12-06-2026 - 21:06 -

Textor intègre le président du Botafogo dans une procédure aux États-Unis et réclame plus de 400 millions de dollars en compensation.

Ce vendredi, John Textor a soumis de nouveaux documents dans sa plainte contre Eagle Bidco, qui est en cours devant les tribunaux de Floride. Il a cette fois-ci inclus João Paulo Magalhães, président du Botafogo, et Carlos Augusto Montenegro, ancien président du club. L’investisseur américain réclame plus de 400 millions de dollars (plus de 2 milliards de reais au taux actuel) à JP et Montenegro pour ce qu’il qualifie d’interférence injustifiée dans ses affaires.

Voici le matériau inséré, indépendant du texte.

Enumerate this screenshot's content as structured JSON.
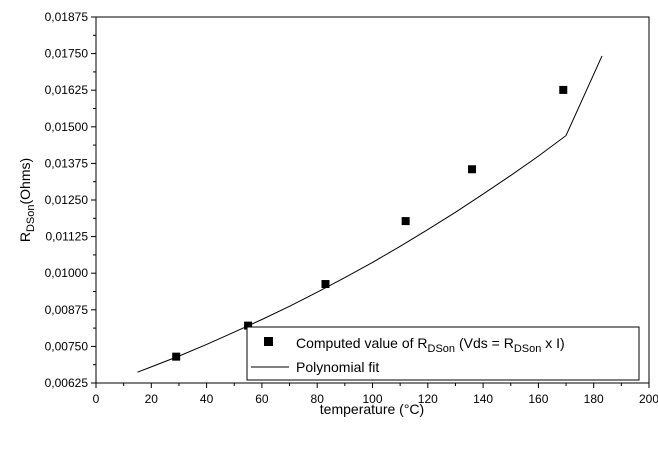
{
  "chart_data": {
    "type": "scatter",
    "xlabel": "temperature (°C)",
    "ylabel": {
      "main": "R",
      "sub": "DSon",
      "rest": "(Ohms)"
    },
    "xlim": [
      0,
      200
    ],
    "ylim": [
      0.00625,
      0.01875
    ],
    "x_ticks": [
      0,
      20,
      40,
      60,
      80,
      100,
      120,
      140,
      160,
      180,
      200
    ],
    "x_tick_labels": [
      "0",
      "20",
      "40",
      "60",
      "80",
      "100",
      "120",
      "140",
      "160",
      "180",
      "200"
    ],
    "y_ticks": [
      0.00625,
      0.0075,
      0.00875,
      0.01,
      0.01125,
      0.0125,
      0.01375,
      0.015,
      0.01625,
      0.0175,
      0.01875
    ],
    "y_tick_labels": [
      "0,00625",
      "0,00750",
      "0,00875",
      "0,01000",
      "0,01125",
      "0,01250",
      "0,01375",
      "0,01500",
      "0,01625",
      "0,01750",
      "0,01875"
    ],
    "grid": false,
    "legend_position": "bottom-right",
    "series": [
      {
        "name": "Computed value of R_DSon (Vds = R_DSon x I)",
        "kind": "scatter",
        "marker": "square",
        "x": [
          29,
          55,
          83,
          112,
          136,
          169
        ],
        "y": [
          0.00715,
          0.00821,
          0.00963,
          0.01178,
          0.01355,
          0.01626
        ]
      },
      {
        "name": "Polynomial fit",
        "kind": "line",
        "x": [
          15,
          20,
          30,
          40,
          50,
          60,
          70,
          80,
          90,
          100,
          110,
          120,
          130,
          140,
          150,
          160,
          170,
          183
        ],
        "y": [
          0.00662,
          0.0068,
          0.00717,
          0.00757,
          0.00799,
          0.00842,
          0.00887,
          0.00935,
          0.00985,
          0.01037,
          0.01092,
          0.01149,
          0.01208,
          0.0127,
          0.01334,
          0.014,
          0.0147,
          0.01742
        ]
      }
    ],
    "legend": {
      "scatter_label": {
        "pre": "Computed value of R",
        "sub1": "DSon",
        "mid": " (Vds = R",
        "sub2": "DSon",
        "post": " x I)"
      },
      "line_label": "Polynomial fit"
    }
  },
  "colors": {
    "ink": "#000000",
    "background": "#ffffff"
  }
}
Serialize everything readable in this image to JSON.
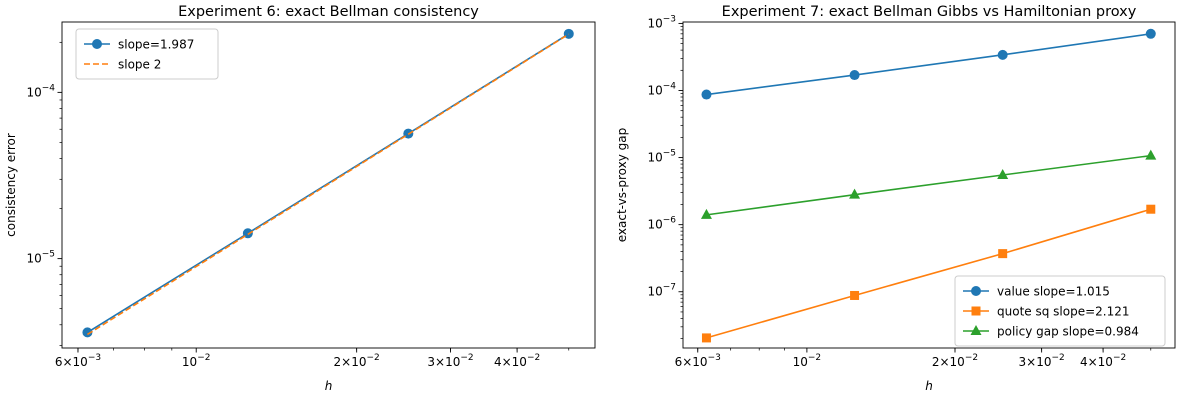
{
  "chart_data": [
    {
      "type": "line",
      "title": "Experiment 6: exact Bellman consistency",
      "xlabel": "h",
      "ylabel": "consistency error",
      "xscale": "log",
      "yscale": "log",
      "xlim": [
        0.0056,
        0.056
      ],
      "ylim": [
        2.9e-06,
        0.000265
      ],
      "x_ticks": [
        {
          "value": 0.006,
          "base": "6×10",
          "exp": "−3"
        },
        {
          "value": 0.01,
          "base": "10",
          "exp": "−2"
        },
        {
          "value": 0.02,
          "base": "2×10",
          "exp": "−2"
        },
        {
          "value": 0.03,
          "base": "3×10",
          "exp": "−2"
        },
        {
          "value": 0.04,
          "base": "4×10",
          "exp": "−2"
        }
      ],
      "y_ticks": [
        {
          "value": 1e-05,
          "base": "10",
          "exp": "−5"
        },
        {
          "value": 0.0001,
          "base": "10",
          "exp": "−4"
        }
      ],
      "grid": false,
      "legend_position": "top-left",
      "series": [
        {
          "name": "slope=1.987",
          "color": "#1f77b4",
          "style": "solid",
          "marker": "circle",
          "x": [
            0.00625,
            0.0125,
            0.025,
            0.05
          ],
          "y": [
            3.6e-06,
            1.42e-05,
            5.65e-05,
            0.000225
          ]
        },
        {
          "name": "slope 2",
          "color": "#ff7f0e",
          "style": "dashed",
          "marker": "none",
          "x": [
            0.00625,
            0.05
          ],
          "y": [
            3.5e-06,
            0.000224
          ]
        }
      ]
    },
    {
      "type": "line",
      "title": "Experiment 7: exact Bellman Gibbs vs Hamiltonian proxy",
      "xlabel": "h",
      "ylabel": "exact-vs-proxy gap",
      "xscale": "log",
      "yscale": "log",
      "xlim": [
        0.0056,
        0.056
      ],
      "ylim": [
        1.45e-08,
        0.00105
      ],
      "x_ticks": [
        {
          "value": 0.006,
          "base": "6×10",
          "exp": "−3"
        },
        {
          "value": 0.01,
          "base": "10",
          "exp": "−2"
        },
        {
          "value": 0.02,
          "base": "2×10",
          "exp": "−2"
        },
        {
          "value": 0.03,
          "base": "3×10",
          "exp": "−2"
        },
        {
          "value": 0.04,
          "base": "4×10",
          "exp": "−2"
        }
      ],
      "y_ticks": [
        {
          "value": 1e-07,
          "base": "10",
          "exp": "−7"
        },
        {
          "value": 1e-06,
          "base": "10",
          "exp": "−6"
        },
        {
          "value": 1e-05,
          "base": "10",
          "exp": "−5"
        },
        {
          "value": 0.0001,
          "base": "10",
          "exp": "−4"
        },
        {
          "value": 0.001,
          "base": "10",
          "exp": "−3"
        }
      ],
      "grid": false,
      "legend_position": "bottom-right",
      "series": [
        {
          "name": "value slope=1.015",
          "color": "#1f77b4",
          "style": "solid",
          "marker": "circle",
          "x": [
            0.00625,
            0.0125,
            0.025,
            0.05
          ],
          "y": [
            8.7e-05,
            0.00017,
            0.00034,
            0.0007
          ]
        },
        {
          "name": "quote sq slope=2.121",
          "color": "#ff7f0e",
          "style": "solid",
          "marker": "square",
          "x": [
            0.00625,
            0.0125,
            0.025,
            0.05
          ],
          "y": [
            2.05e-08,
            8.8e-08,
            3.7e-07,
            1.7e-06
          ]
        },
        {
          "name": "policy gap slope=0.984",
          "color": "#2ca02c",
          "style": "solid",
          "marker": "triangle",
          "x": [
            0.00625,
            0.0125,
            0.025,
            0.05
          ],
          "y": [
            1.4e-06,
            2.8e-06,
            5.5e-06,
            1.07e-05
          ]
        }
      ]
    }
  ]
}
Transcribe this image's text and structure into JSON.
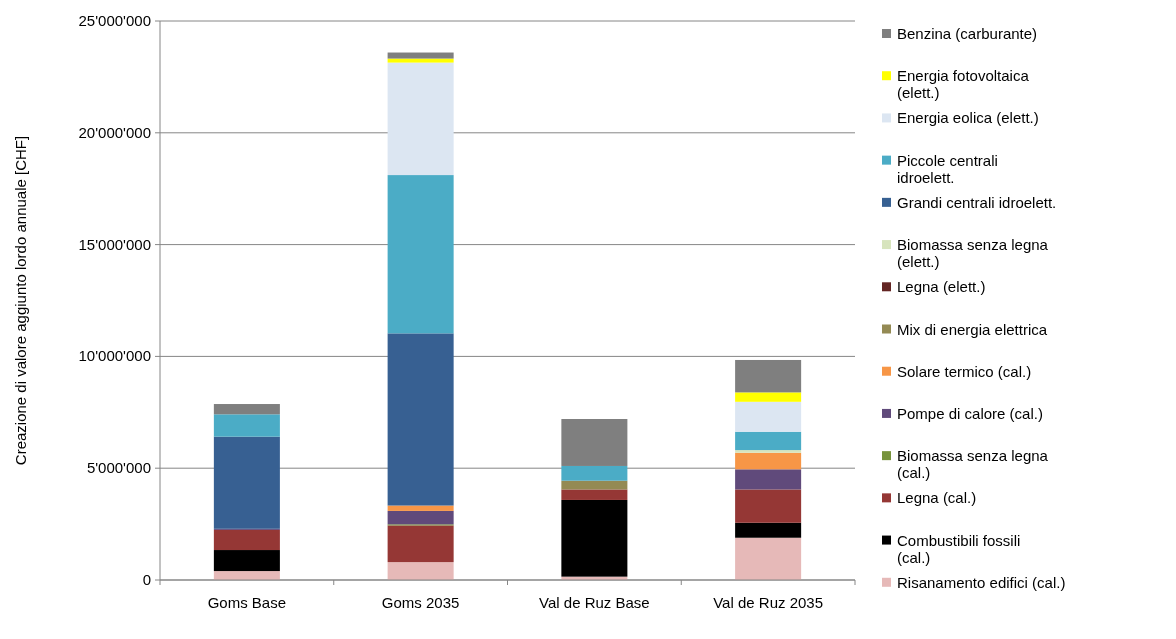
{
  "chart_data": {
    "type": "bar",
    "stacked": true,
    "ylabel": "Creazione di valore aggiunto lordo annuale [CHF]",
    "categories": [
      "Goms Base",
      "Goms 2035",
      "Val de Ruz Base",
      "Val de Ruz 2035"
    ],
    "series": [
      {
        "name": "Risanamento edifici (cal.)",
        "color": "#e6b9b8",
        "values": [
          400000,
          800000,
          150000,
          1890000
        ]
      },
      {
        "name": "Combustibili fossili (cal.)",
        "color": "#000000",
        "values": [
          940000,
          0,
          3430000,
          670000
        ]
      },
      {
        "name": "Legna (cal.)",
        "color": "#953735",
        "values": [
          900000,
          1640000,
          470000,
          1490000
        ]
      },
      {
        "name": "Biomassa senza legna (cal.)",
        "color": "#77933c",
        "values": [
          0,
          50000,
          0,
          0
        ]
      },
      {
        "name": "Pompe di calore (cal.)",
        "color": "#604a7b",
        "values": [
          50000,
          600000,
          0,
          900000
        ]
      },
      {
        "name": "Solare termico (cal.)",
        "color": "#f79646",
        "values": [
          0,
          240000,
          0,
          740000
        ]
      },
      {
        "name": "Mix di energia elettrica",
        "color": "#948a54",
        "values": [
          0,
          0,
          390000,
          0
        ]
      },
      {
        "name": "Legna (elett.)",
        "color": "#632523",
        "values": [
          0,
          0,
          0,
          0
        ]
      },
      {
        "name": "Biomassa senza legna (elett.)",
        "color": "#d7e4bd",
        "values": [
          0,
          0,
          0,
          120000
        ]
      },
      {
        "name": "Grandi centrali idroelett.",
        "color": "#376092",
        "values": [
          4120000,
          7700000,
          0,
          0
        ]
      },
      {
        "name": "Piccole centrali idroelett.",
        "color": "#4bacc6",
        "values": [
          1000000,
          7080000,
          660000,
          820000
        ]
      },
      {
        "name": "Energia eolica (elett.)",
        "color": "#dce6f2",
        "values": [
          0,
          5030000,
          0,
          1340000
        ]
      },
      {
        "name": "Energia fotovoltaica (elett.)",
        "color": "#ffff00",
        "values": [
          0,
          180000,
          0,
          420000
        ]
      },
      {
        "name": "Benzina (carburante)",
        "color": "#7f7f7f",
        "values": [
          460000,
          270000,
          2100000,
          1450000
        ]
      }
    ],
    "ylim": [
      0,
      25000000
    ],
    "yticks": [
      {
        "value": 0,
        "label": "0"
      },
      {
        "value": 5000000,
        "label": "5'000'000"
      },
      {
        "value": 10000000,
        "label": "10'000'000"
      },
      {
        "value": 15000000,
        "label": "15'000'000"
      },
      {
        "value": 20000000,
        "label": "20'000'000"
      },
      {
        "value": 25000000,
        "label": "25'000'000"
      }
    ],
    "grid": "y",
    "legend": "right"
  }
}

Dans le document auquel le ge a eu accès, la plainte déposée par Textor aux États-Unis vise trois objectifs principaux : établir la propriété de la SAF Botafogo, déclarer nul l’accord existant et demander des dommages et intérêts contre João Paulo Magalhães et Montenegro.

Textor réaffirme, comme dans son précédent procès, que l’Eagle n’a jamais versé les 24 millions de dollars stipulés dans le contrat d’achat des actions signé en novembre 2022, ce qui signifierait que le transfert n’a donc jamais été finalisé. Par conséquent, il soutient détenir 90 % des actions de la SAF Botafogo.

Par ailleurs, Textor accuse également João Paulo Magalhães et Montenegro de manœuvrer en coulisses pour le déposséder du contrôle du Botafogo. Il dénonce une « interférence illicite » dans ses droits économiques et sociaux, évoquant des discussions avec GDA Luma Capital et Michele Kang (présidente du Lyon) auxquelles il n’a pas été associé.

Textor demande donc plus de 400 millions de dollars en indemnisation, ainsi que des dommages punitifs, des honoraires d’avocat et des frais de procédure. En plus de cette indemnisation, il cherche à obtenir la reconnaissance judiciaire de sa propriété des 90 % de la SAF Botafogo. Cette action est la deuxième dans cette affaire, avec déjà une procédure en cours à Rio de Janeiro.

Contactés par la rédaction, João Paulo Magalhães et Carlos Augusto Montenegro n’ont pas commenté jusqu’à la publication de l’article.